Es ist klar, daß man hier von beträchtlichen Versäumnissen sprechen muß, die wahrscheinlich in der Folgezeit nicht mehr ausgeglichen werden können. Trotzdem muß mit Rücksicht darauf, daß die Reparationsfrage in Kürze eine entscheidende Rolle spielen wird, versucht werden, sobald wie möglich eine erschöpfende Übersicht über die gesamten Demontage-Entnahmen bei thüringischen Firmen zu erhalten. Dies ist nur möglich, wenn jede einzelne Firma, die Verluste durch Demontagen erlitten hat, die Auflage erhält, die verlorenen Industrie-Einrichtungen anzugeben und nach einem ihr vorgeschriebenen Bewertungs-Maßstab summenmäßig zu bezeichnen.

Das Sachgebiet der Reparationen ist an sich Angelegenheit des Landesamts für Finanzen, während die Durchführung der Reparationsleistungen wirtschaftlicher Art ist und unter der Kontrolle des Landesamts für Wirtschaft steht.
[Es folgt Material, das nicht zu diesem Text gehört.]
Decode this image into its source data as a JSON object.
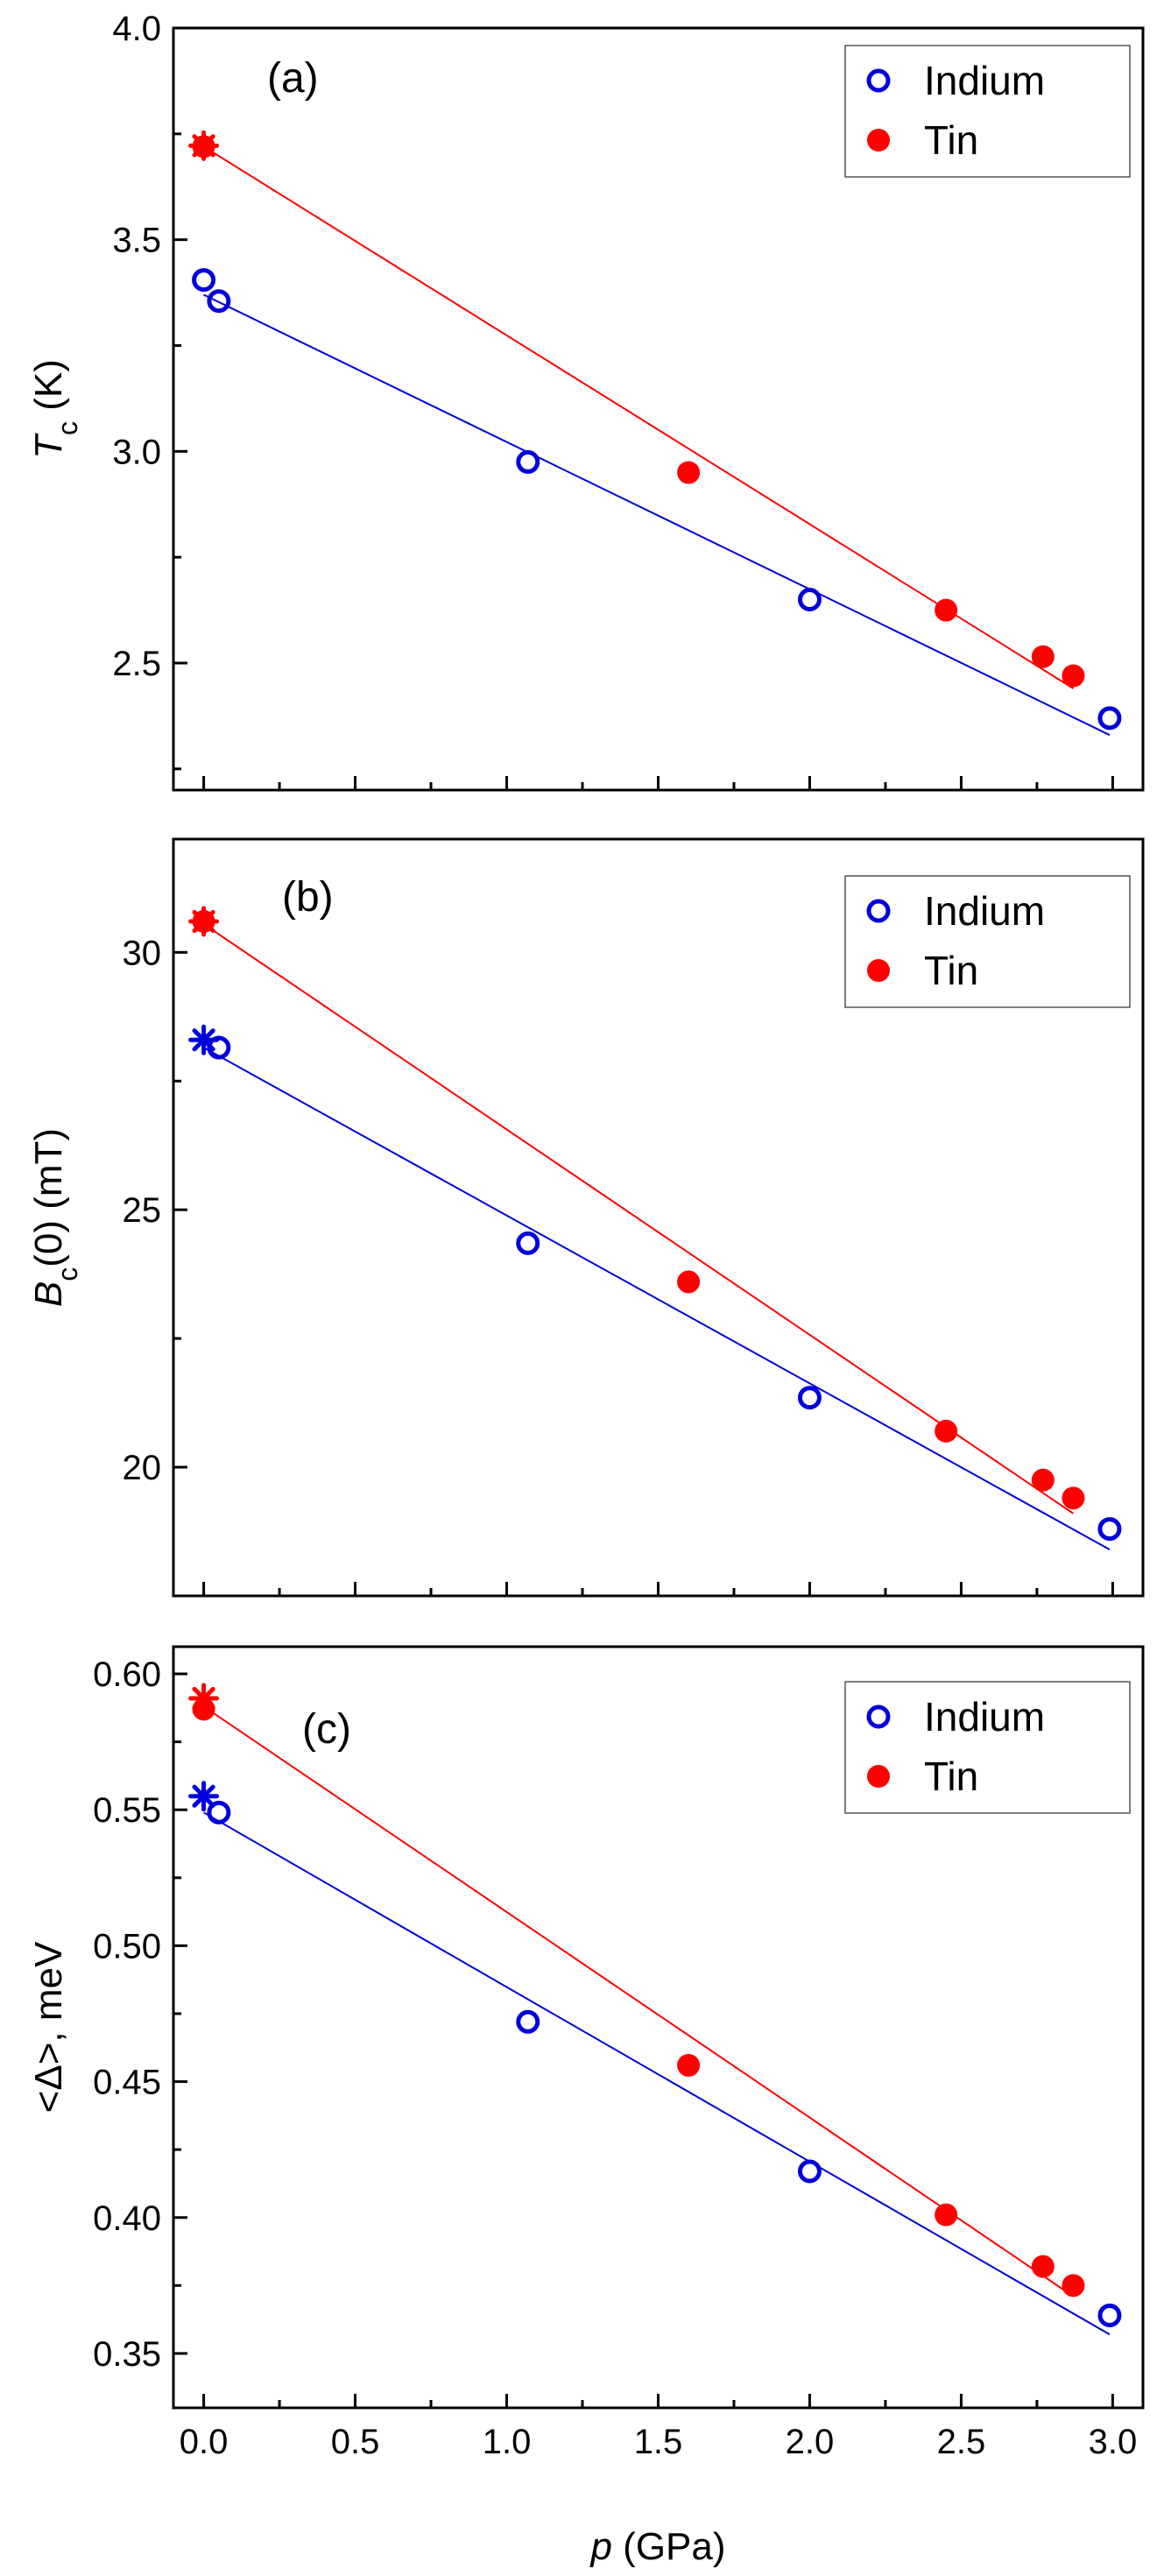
{
  "chart_data": [
    {
      "type": "scatter",
      "panel_label": "(a)",
      "ylabel_main": "T",
      "ylabel_sub": "c",
      "ylabel_unit": " (K)",
      "xlim": [
        -0.1,
        3.1
      ],
      "ylim": [
        2.2,
        4.0
      ],
      "yticks": [
        2.5,
        3.0,
        3.5,
        4.0
      ],
      "ytick_labels": [
        "2.5",
        "3.0",
        "3.5",
        "4.0"
      ],
      "xticks": [
        0,
        0.5,
        1.0,
        1.5,
        2.0,
        2.5,
        3.0
      ],
      "legend_position": "top-right",
      "series": [
        {
          "name": "Indium",
          "color": "#0000dd",
          "marker": "open-circle",
          "points": [
            [
              0.0,
              3.405
            ],
            [
              0.05,
              3.355
            ],
            [
              1.07,
              2.975
            ],
            [
              2.0,
              2.65
            ],
            [
              2.99,
              2.37
            ]
          ],
          "fit": [
            [
              0.0,
              3.37
            ],
            [
              2.99,
              2.33
            ]
          ]
        },
        {
          "name": "Tin",
          "color": "#ff0000",
          "marker": "filled-circle",
          "points": [
            [
              0.0,
              3.72
            ],
            [
              1.6,
              2.95
            ],
            [
              2.45,
              2.625
            ],
            [
              2.77,
              2.515
            ],
            [
              2.87,
              2.47
            ]
          ],
          "fit": [
            [
              0.0,
              3.72
            ],
            [
              2.87,
              2.44
            ]
          ],
          "star": [
            0.0,
            3.722
          ]
        }
      ]
    },
    {
      "type": "scatter",
      "panel_label": "(b)",
      "ylabel_main": "B",
      "ylabel_sub": "c",
      "ylabel_unit": "(0) (mT)",
      "xlim": [
        -0.1,
        3.1
      ],
      "ylim": [
        17.5,
        32.2
      ],
      "yticks": [
        20,
        25,
        30
      ],
      "ytick_labels": [
        "20",
        "25",
        "30"
      ],
      "xticks": [
        0,
        0.5,
        1.0,
        1.5,
        2.0,
        2.5,
        3.0
      ],
      "legend_position": "top-right",
      "series": [
        {
          "name": "Indium",
          "color": "#0000dd",
          "marker": "open-circle",
          "points": [
            [
              0.05,
              28.15
            ],
            [
              1.07,
              24.35
            ],
            [
              2.0,
              21.35
            ],
            [
              2.99,
              18.8
            ]
          ],
          "fit": [
            [
              0.0,
              28.15
            ],
            [
              2.99,
              18.4
            ]
          ],
          "star": [
            0.0,
            28.3
          ]
        },
        {
          "name": "Tin",
          "color": "#ff0000",
          "marker": "filled-circle",
          "points": [
            [
              0.0,
              30.6
            ],
            [
              1.6,
              23.6
            ],
            [
              2.45,
              20.7
            ],
            [
              2.77,
              19.75
            ],
            [
              2.87,
              19.4
            ]
          ],
          "fit": [
            [
              0.0,
              30.55
            ],
            [
              2.87,
              19.1
            ]
          ],
          "star": [
            0.0,
            30.6
          ]
        }
      ]
    },
    {
      "type": "scatter",
      "panel_label": "(c)",
      "ylabel_main": "<Δ>, meV",
      "ylabel_sub": "",
      "ylabel_unit": "",
      "xlabel_main": "p",
      "xlabel_unit": " (GPa)",
      "xlim": [
        -0.1,
        3.1
      ],
      "ylim": [
        0.33,
        0.61
      ],
      "yticks": [
        0.35,
        0.4,
        0.45,
        0.5,
        0.55,
        0.6
      ],
      "ytick_labels": [
        "0.35",
        "0.40",
        "0.45",
        "0.50",
        "0.55",
        "0.60"
      ],
      "xticks": [
        0,
        0.5,
        1.0,
        1.5,
        2.0,
        2.5,
        3.0
      ],
      "xtick_labels": [
        "0.0",
        "0.5",
        "1.0",
        "1.5",
        "2.0",
        "2.5",
        "3.0"
      ],
      "legend_position": "top-right",
      "series": [
        {
          "name": "Indium",
          "color": "#0000dd",
          "marker": "open-circle",
          "points": [
            [
              0.05,
              0.549
            ],
            [
              1.07,
              0.472
            ],
            [
              2.0,
              0.417
            ],
            [
              2.99,
              0.364
            ]
          ],
          "fit": [
            [
              0.0,
              0.549
            ],
            [
              2.99,
              0.357
            ]
          ],
          "star": [
            0.0,
            0.555
          ]
        },
        {
          "name": "Tin",
          "color": "#ff0000",
          "marker": "filled-circle",
          "points": [
            [
              0.0,
              0.587
            ],
            [
              1.6,
              0.456
            ],
            [
              2.45,
              0.401
            ],
            [
              2.77,
              0.382
            ],
            [
              2.87,
              0.375
            ]
          ],
          "fit": [
            [
              0.0,
              0.588
            ],
            [
              2.87,
              0.371
            ]
          ],
          "star": [
            0.0,
            0.591
          ]
        }
      ]
    }
  ]
}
Um dieses Versäumnis nicht zu offen zu Tage treten zu lassen, empfehle ich, daß gemeinsam von den beiden erwähnten Landesämtern aus in aller Kürze eine Maßnahme getroffen wird, die durch Demontage verlorengegangenen Industriewerte genauestens zu ermitteln.

Die demontierten Betriebe sind im einzelnen dem Landesamt für Wirtschaft bekannt, so daß es sich lediglich darum handelt, in möglichst unauffälliger Form von eigens für diesen Zweck zu bestimmenden leitenden Angestellten dieser Unternehmungen die erforderlichen Unterlagen anzufordern. In Ansatz zu bringen wäre bei der Bewertung der allgemeine Verkehrswert, den die entnommenen Einrichtungen zum Zeitpunkt der Demontage hatten. Bei der Festsetzung des Verkehrswertes muß die Schwierigkeit der gegenwärtigen, wie auch der [zukünftigen] 1 Wiederbeschaffung in weiterer Zukunft Berücksichtigung finden. Da die zusammengetragenen Unterlagen die Grundlage für kommende Verhandlungen darstellen sollen, bei denen überdies damit zu rechnen sein wird, daß bedeutende Abstriche und Wertminderungen hingenommen werden müssen, so besteht aller Grund, bei der Wertfestsetzung einen gelockerten Maßstab anzusetzen.

S.
(Dr. Seeliger)
Du. Herrn Staatsminister a.D.
T o e l l e, 2 Landesamt f. Finanzen, Weimar.

Quelle: Landesarchiv Thüringen – Hauptstaatsarchiv Weimar, Land Thüringen - Büro des Ministerpräsidenten, Nr. 1397, Bl. 4r-5v (ms. Ausfertigung).